Склоняясь к мольбертам, прилежно рисовали, смахивали уголь тряпкой, снимали хлебным мякишем. Подходили смотреть. Как и у кого? И без зазрения совести судили. И я сравнивал. У всех вроде, особенно у трутней, было лучше. Рисовал я, должно быть, отчаянно плохо, нехотя, мне хотелось-мечталось дорваться до красок, и однажды я даже пожаловался на это.

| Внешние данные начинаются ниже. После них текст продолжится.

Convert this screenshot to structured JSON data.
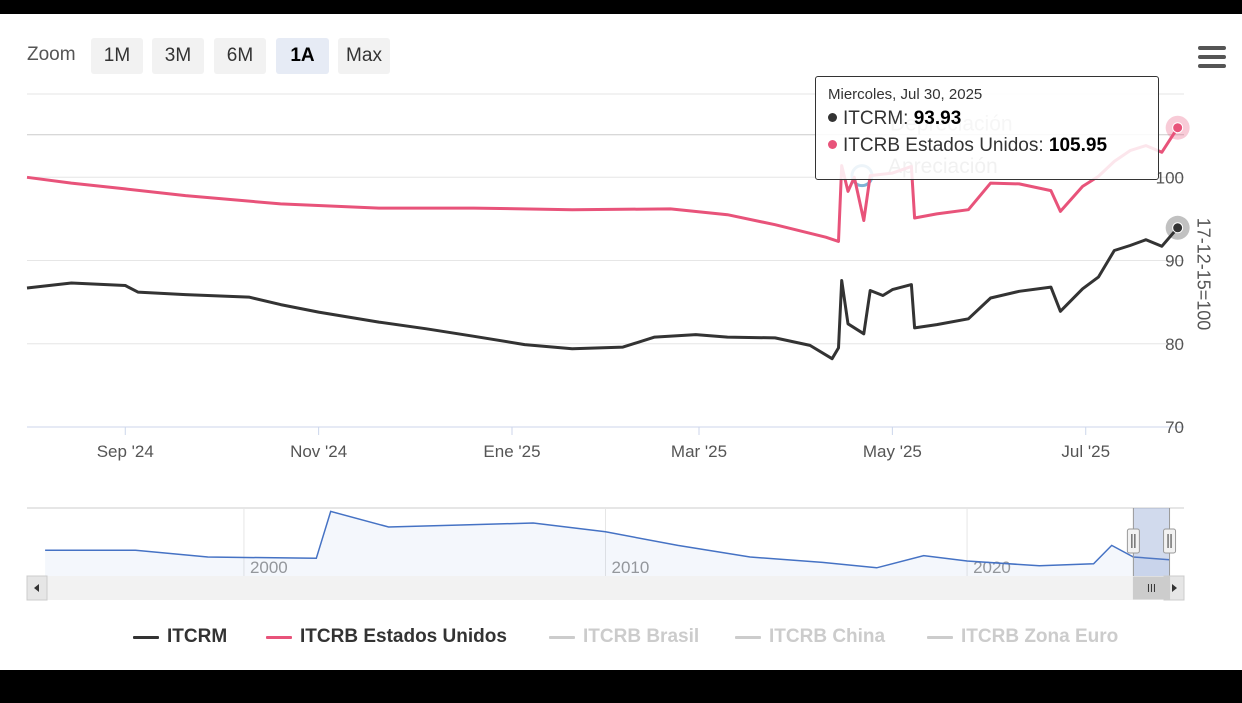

Рисунок вел художник Болотников. Размеренный, спокойный, опрятный, иной раз даже в бархатном пиджаке. Доброе, немецкого склада лицо потомственного интеллигента, еще не старый, но опять же потомственно лысый - точнее, лысина его была вся покрыта нежным светловатым пушком, и, может быть, именно она, эта лысина, вместе с головой красивой, правильной, культурной формы, хорошим взглядом чуть опущенных в углах глаз и умными нервными руками давали Болотникову выгодное отличие от прочих наших наставников с их винными, дурной выпечки лицами и манерами записных бубновых гуляк, трепачей и компанейщиков. Художники - народ веселый. Были среди наставников и двое-трое уж совсем откровенных пьяниц-"политурщиков", лихо надирающихся в своих мастерских вдали от гневливых жен и диктаторши-тещи.

Болотников казался аристократом, а лучше сказать, им был. Позднее я думал: всем нам, и может быть, мне особенно, повезло, что преподавал именно он и вел не только рисунок, но и живопись.

Испытывая к нему доверие, пожаловался: рисунок не терплю, надоело, - к живописи стремлюсь.